ПРИРОДА МОСКОВСКОГО ГОСУДАРСТВА
«Что такое было на самом деле Московское государство в XVI веке? — спрашивает он уже в следующей лекции. — Это была абсолютная монархия, но с аристократическим управлением, т. е. правительственным персоналом. Не было политического законодательства, которое определяло бы границы верховной власти, но был правительственный класс с аристократической организацией, которую признавала сама власть. Эта власть росла вместе, одновременно и даже рука об руку с другой политической силой, ее стеснявшей. Таким образом, характер этой власти не соответствовал свойству правительственных орудий, посредством которых она должна была действовать»34.

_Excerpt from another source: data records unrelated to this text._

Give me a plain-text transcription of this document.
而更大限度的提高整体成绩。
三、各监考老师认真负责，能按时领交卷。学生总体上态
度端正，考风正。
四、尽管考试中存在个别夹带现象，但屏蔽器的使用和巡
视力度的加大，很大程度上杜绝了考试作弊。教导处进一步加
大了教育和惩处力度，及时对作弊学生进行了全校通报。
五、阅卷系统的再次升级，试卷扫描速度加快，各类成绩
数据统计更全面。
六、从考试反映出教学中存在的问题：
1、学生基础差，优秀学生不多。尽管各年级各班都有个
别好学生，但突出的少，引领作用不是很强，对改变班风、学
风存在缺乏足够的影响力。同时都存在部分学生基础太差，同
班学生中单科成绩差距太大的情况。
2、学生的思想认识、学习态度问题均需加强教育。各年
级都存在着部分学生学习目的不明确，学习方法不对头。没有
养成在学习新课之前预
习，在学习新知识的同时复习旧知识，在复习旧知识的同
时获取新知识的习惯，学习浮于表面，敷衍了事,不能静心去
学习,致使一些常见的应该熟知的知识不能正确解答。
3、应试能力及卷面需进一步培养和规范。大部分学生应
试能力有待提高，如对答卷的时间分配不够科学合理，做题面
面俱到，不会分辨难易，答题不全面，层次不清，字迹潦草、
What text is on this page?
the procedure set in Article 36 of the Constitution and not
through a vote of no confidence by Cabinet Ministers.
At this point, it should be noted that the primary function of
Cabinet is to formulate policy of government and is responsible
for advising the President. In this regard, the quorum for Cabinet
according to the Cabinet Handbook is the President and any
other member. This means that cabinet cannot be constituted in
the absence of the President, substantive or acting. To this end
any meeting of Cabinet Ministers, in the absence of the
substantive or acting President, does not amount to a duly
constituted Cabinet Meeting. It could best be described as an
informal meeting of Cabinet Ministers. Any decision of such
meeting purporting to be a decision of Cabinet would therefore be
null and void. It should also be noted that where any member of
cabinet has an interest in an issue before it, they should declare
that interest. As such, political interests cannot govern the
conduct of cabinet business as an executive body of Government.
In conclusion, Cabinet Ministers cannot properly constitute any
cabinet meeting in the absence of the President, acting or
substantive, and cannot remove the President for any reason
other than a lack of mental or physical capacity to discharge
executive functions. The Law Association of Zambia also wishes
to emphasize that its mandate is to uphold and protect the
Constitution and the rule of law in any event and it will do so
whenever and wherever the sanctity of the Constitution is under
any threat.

Читателю, уже познакомившемуся в теоретической части книги с характеристикой европейской государственности XVI века, нет нужды напоминать, что именно описывает здесь Ключевский. То самое, что назвали мы парадоксом абсолютизма. Верховная власть, юридически неограниченная, и тем не менее вынужденная сосуществовать с аристократией, вполне реально эту власть ограничивавшей («стеснявшей», называет это Ключевский). Даже не подозревая об этом, он совершенно точно описывает ту парадоксальную неограниченно/ограниченную государственность с ее латентными ограничениями власти, которая предохранила цивилизацию от растворения в океане хронически застойных «мир-империй», говоря языком Валлерстайна. Короче, у самого крупного знатока средневековой российской государственности нет ни малейшего сомнения, что еще в первой половине XVI века Россия и впрямь была страной европейской, абсолютистской.